Associated side effects range from mild to severe. It is advised to monitor for any adverse effects and to contact your dermatologist should any uncomfortable or alarming symptoms develop. These include:
- Burning and stinging
- Peeling or scaling
- Redness and irritation
- Scaling and peeling
- Severe dryness
- Severe sunburn
- Skin discoloration
- Worsening of acne
The tretinoin purge
Skin purging is a term coined to describe what occurs after application of a new topical product.

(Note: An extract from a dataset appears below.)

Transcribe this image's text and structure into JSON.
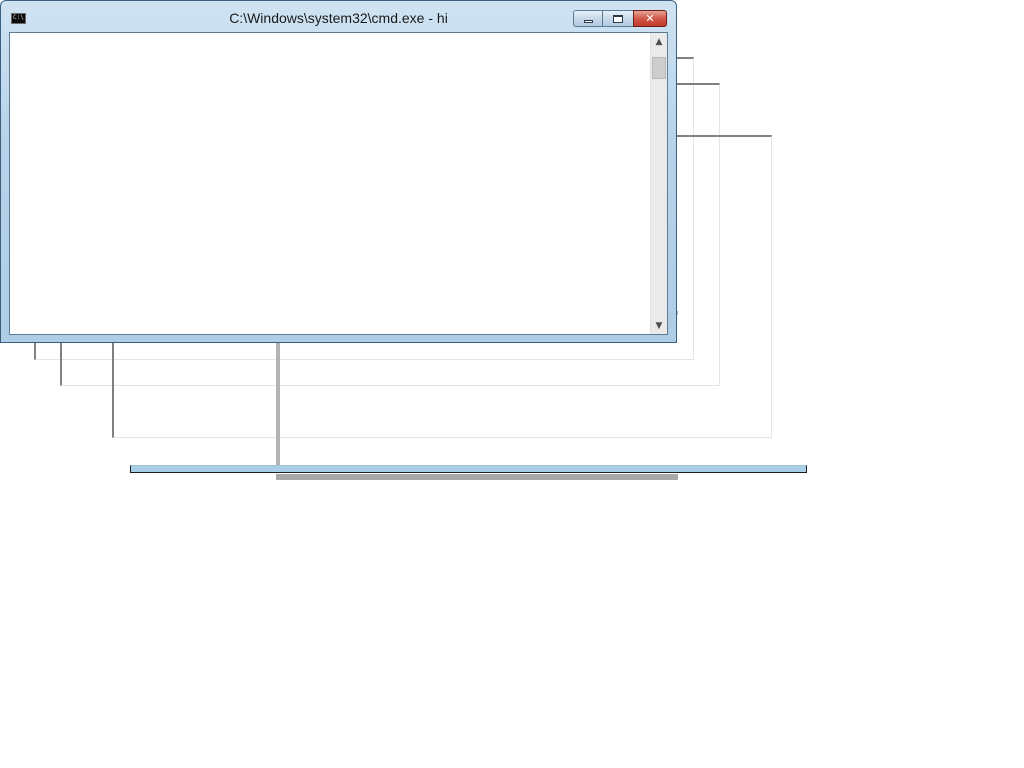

Because tretinoin accelerates skin cell turnover, within 2 weeks you may experience what appears to be an increase in acne lesions. This is actually the medication effectively working and shedding skin cells, oil and debris at a faster-than-normal rate.
While there is no set rule, this typically resolves within 1–2 months.
Tretinoin is a topical treatment proven to effectively treat the symptoms of both inflammatory and noninflammatory acne. This medication is available by prescription in various formulas and strengths.
It is a first-line therapy that can accelerate skin cell turnover, control sebum production and increase collagen production. As a powerful exfoliant, it not only treats acne, but is effective in reducing the appearance of acne scars.
Tretinoin is associated with a number of side effects including irritation, significant dryness and increased sun sensitivity. Be sure to follow your dermatologist’s instructions and notify them should you experience any negative changes to your skin.